2. The program can inspect the source code of main() and notice that, if the first conditional happens to be true, the program will output 1:

  implies(
      proves(outputs(1), n6),
      eval(outputs(1)))

3. An obvious consequence of 1:

  implies(
      eval(box),
      implies(
          proves(box, n1),
          eval(outputs(1))))

4. If we can prove 3, we can prove that we can prove it:

  proves(
      "implies(
           eval(box),
           implies(
               proves(box, n1),
               eval(outputs(1))))",
       n2)

5. Pull "implies" outside of "proves", adding some length limits:

  implies(
      proves(box, n1),
      proves(
          "implies(
               proves(box, n1),
               eval(outputs(1)))",
          n3))

6. Push "proves" inside "implies", adding more limits:

  implies(
      proves(box, n1),
      implies(
          proves("proves(box, n1)", n4),
          proves(outputs(1), n5)))

7. If we know box has a short proof, that fact has a slightly longer proof:

  implies(
      proves(box, n1),
      proves("proves(box, n1)", n2))

8. Logic on 6 and 7, using the fact that n2 < n4:

  implies(
      proves(box, n1),
      proves(outputs(1), n5))

9. Logic on 8 and 2, using the fact that n5 < n6:

  implies(
      proves(box, n1),
      eval(outputs(1)))

10. By luck, 9 is exactly the definition of box from 1:

   eval(box)

11. If we can prove 10, we can prove that we can prove it. This is the crucial step that tells us how large n1 must be: large enough that 11 follows from 10.

   proves(box, n1)

12. Logic on 9 and 11:

   eval(outputs(1))

Now, If the proof checker can prove only true statements, this means the program will in fact output 1. QED.

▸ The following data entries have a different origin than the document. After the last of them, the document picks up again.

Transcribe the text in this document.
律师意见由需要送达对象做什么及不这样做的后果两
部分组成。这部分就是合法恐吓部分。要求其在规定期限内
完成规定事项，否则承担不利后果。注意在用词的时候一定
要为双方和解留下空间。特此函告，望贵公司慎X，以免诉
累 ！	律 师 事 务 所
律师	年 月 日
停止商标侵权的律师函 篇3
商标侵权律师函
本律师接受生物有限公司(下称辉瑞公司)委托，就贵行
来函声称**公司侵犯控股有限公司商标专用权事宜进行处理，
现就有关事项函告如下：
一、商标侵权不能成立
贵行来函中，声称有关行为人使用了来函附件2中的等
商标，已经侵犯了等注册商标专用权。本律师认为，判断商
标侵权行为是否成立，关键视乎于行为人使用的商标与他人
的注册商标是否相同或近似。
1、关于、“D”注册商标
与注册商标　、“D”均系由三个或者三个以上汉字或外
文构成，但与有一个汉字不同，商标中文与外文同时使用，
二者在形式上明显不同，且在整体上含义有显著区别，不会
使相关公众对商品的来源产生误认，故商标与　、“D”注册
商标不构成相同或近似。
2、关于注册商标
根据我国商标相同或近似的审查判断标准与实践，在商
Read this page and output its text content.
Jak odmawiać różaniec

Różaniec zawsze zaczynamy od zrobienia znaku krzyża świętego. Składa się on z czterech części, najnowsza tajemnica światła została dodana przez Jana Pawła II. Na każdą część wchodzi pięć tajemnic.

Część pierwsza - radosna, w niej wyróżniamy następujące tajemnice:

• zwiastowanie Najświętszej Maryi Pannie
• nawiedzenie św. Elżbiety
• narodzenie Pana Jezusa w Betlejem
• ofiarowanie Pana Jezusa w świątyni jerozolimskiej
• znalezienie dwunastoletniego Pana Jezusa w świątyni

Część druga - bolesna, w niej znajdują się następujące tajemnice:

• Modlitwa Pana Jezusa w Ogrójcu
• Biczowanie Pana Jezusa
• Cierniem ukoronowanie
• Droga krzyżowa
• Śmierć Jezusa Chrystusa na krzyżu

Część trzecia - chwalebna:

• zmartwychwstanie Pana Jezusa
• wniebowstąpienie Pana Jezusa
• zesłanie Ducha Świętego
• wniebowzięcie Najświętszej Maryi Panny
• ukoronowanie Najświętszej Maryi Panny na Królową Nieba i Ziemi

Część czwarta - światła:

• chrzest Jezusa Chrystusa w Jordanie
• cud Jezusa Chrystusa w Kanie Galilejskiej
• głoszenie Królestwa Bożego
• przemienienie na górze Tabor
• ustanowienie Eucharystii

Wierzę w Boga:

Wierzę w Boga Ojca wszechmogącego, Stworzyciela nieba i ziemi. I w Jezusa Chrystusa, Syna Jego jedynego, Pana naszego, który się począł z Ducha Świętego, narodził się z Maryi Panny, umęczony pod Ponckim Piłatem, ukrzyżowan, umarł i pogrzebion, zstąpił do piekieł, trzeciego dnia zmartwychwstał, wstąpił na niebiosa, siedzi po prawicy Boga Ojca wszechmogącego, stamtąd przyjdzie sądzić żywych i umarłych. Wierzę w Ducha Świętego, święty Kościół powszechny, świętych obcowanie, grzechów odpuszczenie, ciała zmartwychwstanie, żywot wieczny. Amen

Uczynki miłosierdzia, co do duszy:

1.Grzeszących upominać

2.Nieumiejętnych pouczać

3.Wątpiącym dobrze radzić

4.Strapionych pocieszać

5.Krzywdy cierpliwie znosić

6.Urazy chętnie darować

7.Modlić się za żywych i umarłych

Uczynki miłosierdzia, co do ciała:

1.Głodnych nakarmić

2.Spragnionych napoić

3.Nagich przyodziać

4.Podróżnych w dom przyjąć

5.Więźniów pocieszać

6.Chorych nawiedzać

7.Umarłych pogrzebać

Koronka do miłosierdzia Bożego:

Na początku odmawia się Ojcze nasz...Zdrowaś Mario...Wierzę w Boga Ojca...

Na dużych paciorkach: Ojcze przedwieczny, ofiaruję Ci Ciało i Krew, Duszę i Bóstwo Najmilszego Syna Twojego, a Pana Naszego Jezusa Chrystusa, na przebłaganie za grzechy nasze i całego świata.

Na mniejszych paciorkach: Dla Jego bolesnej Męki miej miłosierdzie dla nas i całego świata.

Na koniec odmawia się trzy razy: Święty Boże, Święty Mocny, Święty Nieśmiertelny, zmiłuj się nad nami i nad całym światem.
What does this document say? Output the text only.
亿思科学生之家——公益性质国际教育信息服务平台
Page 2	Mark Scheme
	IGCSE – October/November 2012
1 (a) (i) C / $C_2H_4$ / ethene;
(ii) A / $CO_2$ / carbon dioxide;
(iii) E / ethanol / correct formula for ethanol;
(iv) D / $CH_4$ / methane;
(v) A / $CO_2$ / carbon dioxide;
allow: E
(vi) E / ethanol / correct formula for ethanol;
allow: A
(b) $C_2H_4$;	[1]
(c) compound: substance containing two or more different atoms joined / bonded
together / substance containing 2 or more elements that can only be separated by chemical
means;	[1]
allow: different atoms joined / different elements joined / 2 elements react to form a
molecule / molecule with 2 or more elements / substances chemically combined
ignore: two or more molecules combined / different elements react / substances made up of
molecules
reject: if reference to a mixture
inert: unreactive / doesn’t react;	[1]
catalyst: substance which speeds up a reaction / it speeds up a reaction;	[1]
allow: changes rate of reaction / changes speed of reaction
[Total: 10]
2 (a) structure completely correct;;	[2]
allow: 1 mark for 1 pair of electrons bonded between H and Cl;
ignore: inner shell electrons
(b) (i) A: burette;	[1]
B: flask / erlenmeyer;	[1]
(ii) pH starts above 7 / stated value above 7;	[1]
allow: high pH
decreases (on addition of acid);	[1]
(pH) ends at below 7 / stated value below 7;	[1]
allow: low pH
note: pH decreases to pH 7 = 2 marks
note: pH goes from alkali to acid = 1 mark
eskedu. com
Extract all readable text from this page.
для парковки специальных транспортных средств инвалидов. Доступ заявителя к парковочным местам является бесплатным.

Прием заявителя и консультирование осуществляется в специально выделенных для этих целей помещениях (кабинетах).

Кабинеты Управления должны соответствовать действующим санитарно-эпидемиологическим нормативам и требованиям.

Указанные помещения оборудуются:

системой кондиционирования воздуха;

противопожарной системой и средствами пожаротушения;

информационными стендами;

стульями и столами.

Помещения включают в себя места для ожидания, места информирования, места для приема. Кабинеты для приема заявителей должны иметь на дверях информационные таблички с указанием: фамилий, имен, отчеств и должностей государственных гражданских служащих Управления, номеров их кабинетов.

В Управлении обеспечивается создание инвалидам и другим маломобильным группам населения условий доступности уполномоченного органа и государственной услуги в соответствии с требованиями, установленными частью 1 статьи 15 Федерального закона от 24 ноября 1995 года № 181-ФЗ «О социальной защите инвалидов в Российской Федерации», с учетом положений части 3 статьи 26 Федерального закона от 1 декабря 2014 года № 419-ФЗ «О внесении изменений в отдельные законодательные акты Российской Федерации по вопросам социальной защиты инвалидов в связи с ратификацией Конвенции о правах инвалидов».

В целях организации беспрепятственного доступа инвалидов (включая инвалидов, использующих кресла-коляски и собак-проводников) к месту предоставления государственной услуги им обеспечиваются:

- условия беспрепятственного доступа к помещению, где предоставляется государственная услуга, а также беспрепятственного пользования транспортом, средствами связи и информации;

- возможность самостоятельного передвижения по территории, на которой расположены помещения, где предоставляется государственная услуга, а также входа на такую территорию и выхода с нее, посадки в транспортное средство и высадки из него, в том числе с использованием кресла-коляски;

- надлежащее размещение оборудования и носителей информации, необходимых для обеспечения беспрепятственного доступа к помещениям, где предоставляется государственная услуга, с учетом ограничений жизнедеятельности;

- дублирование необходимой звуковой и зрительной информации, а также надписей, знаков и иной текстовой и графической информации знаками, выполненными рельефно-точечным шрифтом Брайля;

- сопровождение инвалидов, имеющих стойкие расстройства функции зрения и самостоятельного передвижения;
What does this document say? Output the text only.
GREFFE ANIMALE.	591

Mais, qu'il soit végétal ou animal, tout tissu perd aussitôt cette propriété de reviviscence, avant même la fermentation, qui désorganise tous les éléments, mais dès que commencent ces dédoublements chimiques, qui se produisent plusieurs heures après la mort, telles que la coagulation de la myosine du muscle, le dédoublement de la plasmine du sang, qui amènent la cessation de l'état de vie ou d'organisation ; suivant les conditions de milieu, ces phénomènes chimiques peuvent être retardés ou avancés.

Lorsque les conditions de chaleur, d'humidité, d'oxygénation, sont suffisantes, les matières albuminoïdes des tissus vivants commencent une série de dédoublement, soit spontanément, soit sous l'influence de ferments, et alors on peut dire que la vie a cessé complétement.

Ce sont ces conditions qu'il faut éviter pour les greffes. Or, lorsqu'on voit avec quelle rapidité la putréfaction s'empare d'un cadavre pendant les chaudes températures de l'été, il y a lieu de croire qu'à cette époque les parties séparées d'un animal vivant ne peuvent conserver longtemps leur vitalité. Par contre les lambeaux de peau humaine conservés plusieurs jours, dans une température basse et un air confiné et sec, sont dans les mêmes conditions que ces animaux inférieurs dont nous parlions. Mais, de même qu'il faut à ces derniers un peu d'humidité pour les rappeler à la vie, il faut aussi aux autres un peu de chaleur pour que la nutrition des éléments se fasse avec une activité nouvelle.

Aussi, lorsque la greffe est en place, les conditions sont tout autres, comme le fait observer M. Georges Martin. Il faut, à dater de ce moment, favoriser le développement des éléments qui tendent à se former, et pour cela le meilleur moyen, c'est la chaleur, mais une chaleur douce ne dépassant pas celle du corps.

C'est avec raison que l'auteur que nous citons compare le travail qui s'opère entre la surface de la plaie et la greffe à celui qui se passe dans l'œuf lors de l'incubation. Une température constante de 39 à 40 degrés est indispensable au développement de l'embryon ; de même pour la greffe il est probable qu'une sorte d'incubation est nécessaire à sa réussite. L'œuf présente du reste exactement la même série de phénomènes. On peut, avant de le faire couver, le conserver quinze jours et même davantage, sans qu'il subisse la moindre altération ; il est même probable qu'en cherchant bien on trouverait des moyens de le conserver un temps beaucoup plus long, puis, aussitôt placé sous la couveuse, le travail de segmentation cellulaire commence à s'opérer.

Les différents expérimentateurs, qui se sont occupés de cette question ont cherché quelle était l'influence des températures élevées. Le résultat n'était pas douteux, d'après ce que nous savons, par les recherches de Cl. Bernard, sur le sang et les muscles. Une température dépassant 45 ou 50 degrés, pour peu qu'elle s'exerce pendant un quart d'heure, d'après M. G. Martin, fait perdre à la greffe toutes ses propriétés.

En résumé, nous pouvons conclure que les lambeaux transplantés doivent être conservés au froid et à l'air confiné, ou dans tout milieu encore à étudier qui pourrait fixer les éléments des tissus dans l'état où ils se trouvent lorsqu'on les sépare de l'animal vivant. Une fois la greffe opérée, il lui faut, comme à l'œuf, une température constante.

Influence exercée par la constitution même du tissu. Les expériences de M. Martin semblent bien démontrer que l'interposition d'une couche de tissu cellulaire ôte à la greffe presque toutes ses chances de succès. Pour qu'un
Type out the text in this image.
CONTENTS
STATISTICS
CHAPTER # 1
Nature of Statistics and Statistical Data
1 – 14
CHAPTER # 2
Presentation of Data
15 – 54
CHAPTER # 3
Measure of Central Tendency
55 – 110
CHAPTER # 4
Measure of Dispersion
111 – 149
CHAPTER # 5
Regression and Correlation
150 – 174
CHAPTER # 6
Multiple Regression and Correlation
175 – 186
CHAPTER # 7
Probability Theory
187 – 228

Problem 2: Two programs that prove statements about each other

Consider two programs, each of which knows its own source code via quining. The programs are playing a variant of the Prisoner's Dilemma: each receives as input the source code of the other, and outputs true for Cooperate or false for Defect. The algorithm of each program is as follows: try all proofs up to a certain length (the proof system and the max length depending on the program), looking for a proof that both programs output the same value (i.e. that I cooperate if and only if the other guy cooperates). If a proof is found, the program outputs true, otherwise false.

The question is: will the two programs cooperate?

Solution to problem 2

Like in Problem 1, assume that the two programs A and B have parts named mainA and mainB, provesA and provesB, etc., accessible to both programs. Define a new function "proves" as follows:

  function proves(code, maxsteps)
  {
      return provesA(code, maxsteps) && provesB(code, maxsteps);
  }

Now use the same solution as in Problem 1, except in the beginning:

1. By the Diagonal Lemma, construct a code string "box" so that the following will be proved by both programs:

  eval(box) == implies(
                   proves(box, n1),
                   (mainA() == mainB()))

2. Both programs can prove the following by inspecting the source of A and B (recall that "proves" implies provesA and provesB):

  implies(
      proves("mainA() == mainB()", n6),
      (mainA() == mainB()))

Steps 3 through 12 are the same as in the solution to Problem 1. They use properties of the "proves" function that hold if both proof systems are strong enough - they don't have to be equivalent. Finally we see both programs will prove that mainA() == mainB(), which implies that they will both return true. QED.